← All research
Retrieval Infrastructure

Building Context for LLMs: The Retrieval Problem at Scale

The single most important architectural decision in an LLM application is how you fill the context window. A model's output quality is bounded by the quality of what it can see, and what it can see is bounded by the retrieval architecture beneath it. Retrieval-augmented generation is not a technique — it is an infrastructure problem with a wide solution space and significant performance implications.

The retrieval problem has four components that interact in non-obvious ways: document chunking, embedding quality, index performance, and reranking. Most tutorials present these as a pipeline with obvious defaults. In production at scale, each component has failure modes that compound with the others in ways that are difficult to diagnose without systematic instrumentation.

The chunking problem

Documents don't naturally decompose into retrieval units. The right chunk size depends on the embedding model's optimal input length, the granularity of the retrieval queries, the coherence of the document structure, and the downstream model's context window size. Fixed-size chunking with 512 tokens is a reasonable default for experimentation. It's rarely the right answer for production systems where the source documents have meaningful structure — code repositories, legal documents, knowledge bases, research papers — that informs how they should be retrieved.

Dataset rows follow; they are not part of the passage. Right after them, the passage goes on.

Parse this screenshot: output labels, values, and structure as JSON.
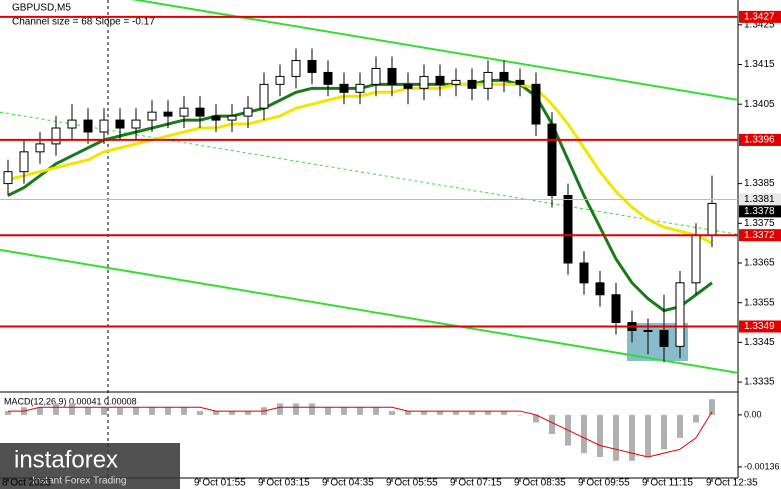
{
  "chart_data": {
    "type": "candlestick",
    "title": "GBPUSD,M5",
    "subtitle": "Channel size = 68 Slope = -0.17",
    "x": [
      "8 Oct 2023",
      null,
      null,
      null,
      null,
      null,
      null,
      null,
      null,
      null,
      null,
      null,
      "9 Oct 01:55",
      null,
      null,
      null,
      "9 Oct 03:15",
      null,
      null,
      null,
      "9 Oct 04:35",
      null,
      null,
      null,
      "9 Oct 05:55",
      null,
      null,
      null,
      "9 Oct 07:15",
      null,
      null,
      null,
      "9 Oct 08:35",
      null,
      null,
      null,
      "9 Oct 09:55",
      null,
      null,
      null,
      "9 Oct 11:15",
      null,
      null,
      null,
      "9 Oct 12:35"
    ],
    "open": [
      1.3385,
      1.3388,
      1.3393,
      1.3395,
      1.3399,
      1.3401,
      1.3398,
      1.3401,
      1.3399,
      1.3401,
      1.3403,
      1.3402,
      1.3404,
      1.3402,
      1.3401,
      1.3402,
      1.3404,
      1.341,
      1.3412,
      1.3416,
      1.3413,
      1.341,
      1.3408,
      1.341,
      1.3414,
      1.341,
      1.3409,
      1.3412,
      1.341,
      1.3411,
      1.3409,
      1.3413,
      1.3411,
      1.341,
      1.34,
      1.3382,
      1.3365,
      1.336,
      1.3357,
      1.335,
      1.3348,
      1.3348,
      1.3344,
      1.336,
      1.3372
    ],
    "high": [
      1.3391,
      1.3396,
      1.3398,
      1.3402,
      1.3405,
      1.3404,
      1.3404,
      1.3404,
      1.3404,
      1.3406,
      1.3406,
      1.3407,
      1.3407,
      1.3405,
      1.3405,
      1.3407,
      1.3413,
      1.3415,
      1.3419,
      1.3419,
      1.3416,
      1.3413,
      1.3413,
      1.3417,
      1.3417,
      1.3413,
      1.3415,
      1.3415,
      1.3414,
      1.3414,
      1.3416,
      1.3416,
      1.3414,
      1.3413,
      1.3403,
      1.3385,
      1.3368,
      1.3363,
      1.336,
      1.3353,
      1.3351,
      1.3357,
      1.3363,
      1.3375,
      1.3387
    ],
    "low": [
      1.3382,
      1.3385,
      1.339,
      1.3392,
      1.3396,
      1.3395,
      1.3395,
      1.3396,
      1.3396,
      1.3398,
      1.3399,
      1.3399,
      1.3399,
      1.3398,
      1.3398,
      1.3399,
      1.3401,
      1.3407,
      1.3409,
      1.341,
      1.3407,
      1.3405,
      1.3405,
      1.3407,
      1.3407,
      1.3405,
      1.3406,
      1.3407,
      1.3407,
      1.3406,
      1.3406,
      1.3408,
      1.3407,
      1.3397,
      1.3379,
      1.3362,
      1.3357,
      1.3354,
      1.3347,
      1.3345,
      1.3342,
      1.334,
      1.3341,
      1.3357,
      1.3369
    ],
    "close": [
      1.3388,
      1.3393,
      1.3395,
      1.3399,
      1.3401,
      1.3398,
      1.3401,
      1.3399,
      1.3401,
      1.3403,
      1.3402,
      1.3404,
      1.3402,
      1.3401,
      1.3402,
      1.3404,
      1.341,
      1.3412,
      1.3416,
      1.3413,
      1.341,
      1.3408,
      1.341,
      1.3414,
      1.341,
      1.3409,
      1.3412,
      1.341,
      1.3411,
      1.3409,
      1.3413,
      1.3411,
      1.341,
      1.34,
      1.3382,
      1.3365,
      1.336,
      1.3357,
      1.335,
      1.3348,
      1.3348,
      1.3344,
      1.336,
      1.3372,
      1.338
    ],
    "series": [
      {
        "color": "#1a7a1a",
        "values": [
          1.3382,
          1.3384,
          1.3387,
          1.339,
          1.3392,
          1.3394,
          1.3396,
          1.3397,
          1.3398,
          1.3399,
          1.34,
          1.3401,
          1.3401,
          1.3402,
          1.3402,
          1.3403,
          1.3404,
          1.3406,
          1.3408,
          1.3409,
          1.3409,
          1.3409,
          1.3409,
          1.341,
          1.341,
          1.341,
          1.341,
          1.341,
          1.341,
          1.341,
          1.3411,
          1.3411,
          1.341,
          1.3407,
          1.34,
          1.3391,
          1.3382,
          1.3374,
          1.3366,
          1.336,
          1.3356,
          1.3353,
          1.3354,
          1.3357,
          1.336
        ]
      },
      {
        "color": "#f2e600",
        "values": [
          1.3386,
          1.3387,
          1.3388,
          1.3389,
          1.339,
          1.3391,
          1.3393,
          1.3394,
          1.3395,
          1.3396,
          1.3397,
          1.3398,
          1.3399,
          1.3399,
          1.34,
          1.34,
          1.3401,
          1.3402,
          1.3404,
          1.3405,
          1.3406,
          1.3407,
          1.3407,
          1.3408,
          1.3408,
          1.3409,
          1.3409,
          1.3409,
          1.341,
          1.341,
          1.341,
          1.341,
          1.341,
          1.3409,
          1.3405,
          1.34,
          1.3394,
          1.3388,
          1.3383,
          1.3379,
          1.3376,
          1.3374,
          1.3373,
          1.3372,
          1.337
        ]
      }
    ],
    "ylim": [
      1.33325,
      1.343125
    ],
    "yticks": [
      1.3425,
      1.3415,
      1.3405,
      1.3385,
      1.3375,
      1.3365,
      1.3355,
      1.3345,
      1.3335
    ],
    "levels": [
      {
        "value": 1.3427,
        "color": "#e00000",
        "label_color": "#e00000"
      },
      {
        "value": 1.3396,
        "color": "#e00000",
        "label_color": "#e00000"
      },
      {
        "value": 1.3381,
        "color": "#bbbbbb",
        "label_color": "#e8e8e8"
      },
      {
        "value": 1.3378,
        "color": null,
        "label_color": "#000000"
      },
      {
        "value": 1.3372,
        "color": "#e00000",
        "label_color": "#e00000"
      },
      {
        "value": 1.3349,
        "color": "#e00000",
        "label_color": "#e00000"
      }
    ],
    "channel": [
      {
        "start": 1.3437,
        "end": 1.34061,
        "color": "#33dd33",
        "dashed": false
      },
      {
        "start": 1.3403,
        "end": 1.33722,
        "color": "#33dd33",
        "dashed": true
      },
      {
        "start": 1.33683,
        "end": 1.33373,
        "color": "#33dd33",
        "dashed": false
      }
    ],
    "macd": {
      "label": "MACD(12,26,9) 0.00041 0.00008",
      "histogram": [
        0.0001,
        0.0002,
        0.0002,
        0.0003,
        0.0003,
        0.0002,
        0.0002,
        0.0002,
        0.0002,
        0.0002,
        0.0002,
        0.0002,
        0.0001,
        0.0001,
        0.0001,
        0.0001,
        0.0002,
        0.0003,
        0.0003,
        0.0003,
        0.0002,
        0.0002,
        0.0002,
        0.0002,
        0.0001,
        0.0001,
        0.0001,
        0.0001,
        0.0001,
        0.0001,
        0.0001,
        0.0001,
        0.0,
        -0.0002,
        -0.0005,
        -0.0008,
        -0.001,
        -0.0011,
        -0.0012,
        -0.0012,
        -0.0011,
        -0.0009,
        -0.0006,
        -0.0002,
        0.00041
      ],
      "signal": [
        0.0001,
        0.0001,
        0.0002,
        0.0002,
        0.0002,
        0.0002,
        0.0002,
        0.0002,
        0.0002,
        0.0002,
        0.0002,
        0.0002,
        0.0002,
        0.0001,
        0.0001,
        0.0001,
        0.0001,
        0.0002,
        0.0002,
        0.0002,
        0.0002,
        0.0002,
        0.0002,
        0.0002,
        0.0002,
        0.0001,
        0.0001,
        0.0001,
        0.0001,
        0.0001,
        0.0001,
        0.0001,
        0.0001,
        0.0,
        -0.0002,
        -0.0004,
        -0.0006,
        -0.0008,
        -0.0009,
        -0.001,
        -0.0011,
        -0.001,
        -0.0009,
        -0.0006,
        8e-05
      ],
      "hist_color": "#b0b0b0",
      "signal_color": "#dd0000",
      "ylim": [
        -0.00165,
        0.00052
      ],
      "yticks": [
        {
          "value": 0,
          "label": "0.00"
        },
        -0.00136
      ]
    },
    "watermark": {
      "brand": "instaforex",
      "tagline": "Instant Forex Trading"
    }
  }
}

Semantic chunking — splitting documents at semantic boundaries rather than token boundaries — tends to improve retrieval quality significantly for structured document types. Hierarchical chunking, where documents are indexed at multiple granularities simultaneously, improves performance on queries that range from specific to general. These are not exotic techniques, but they require more sophisticated pipeline infrastructure than a simple character splitter.

Embedding model selection is underappreciated

The dominant embedding models for text retrieval — OpenAI's ada-002 being the most widely used — are trained on general text and optimized for general semantic similarity. For domain-specific retrieval tasks, they often underperform fine-tuned or domain-specific alternatives by meaningful margins. The gap is most pronounced in technical domains — code, scientific literature, legal text — where the semantic similarity that matters for retrieval is structured by domain conventions that general-purpose models don't encode well.

Most teams don't evaluate this empirically before deploying. They use the default model, observe mediocre retrieval quality, and attribute it to retrieval architecture rather than embedding quality. Systematic embedding model evaluation is basic practice but surprisingly uncommon.

Where vector databases fit

Vector databases have absorbed a lot of the conversation about the retrieval infrastructure stack, for good reason — they're the component that's most obviously missing from a standard relational database setup. But vector search quality is largely an embedding quality and indexing strategy problem, not a database choice problem. Most major vector databases offer comparable raw ANN search performance. The differentiation is in metadata filtering performance, hybrid search (combining vector and keyword retrieval), update performance, and operational manageability.

At Flintrock, we've been watching both Qdrant and Weaviate solve different parts of this problem in ways that reflect different architectural philosophies. Qdrant's filterable HNSW approach treats metadata filtering as an index-level concern. Weaviate's object-native model treats the vector and its metadata as first-class together, which simplifies application logic at the cost of a less general query model. Both are correct for certain workloads. The right choice is workload-dependent, not universal.

Reranking changes the economics

Two-stage retrieval — retrieve a large candidate set from the vector index, then rerank with a more expensive cross-encoder model — substantially improves retrieval quality at modest latency cost. This is increasingly standard practice in production RAG systems at scale. The economic implication is that the first-stage retrieval index needs to recall at high volume (top-100 or top-200 rather than top-5), which changes the performance profile required from the vector database. Infrastructure designed around top-5 retrieval will underperform at top-100, sometimes significantly. This is a planning consideration that most teams miss when initially sizing their retrieval infrastructure.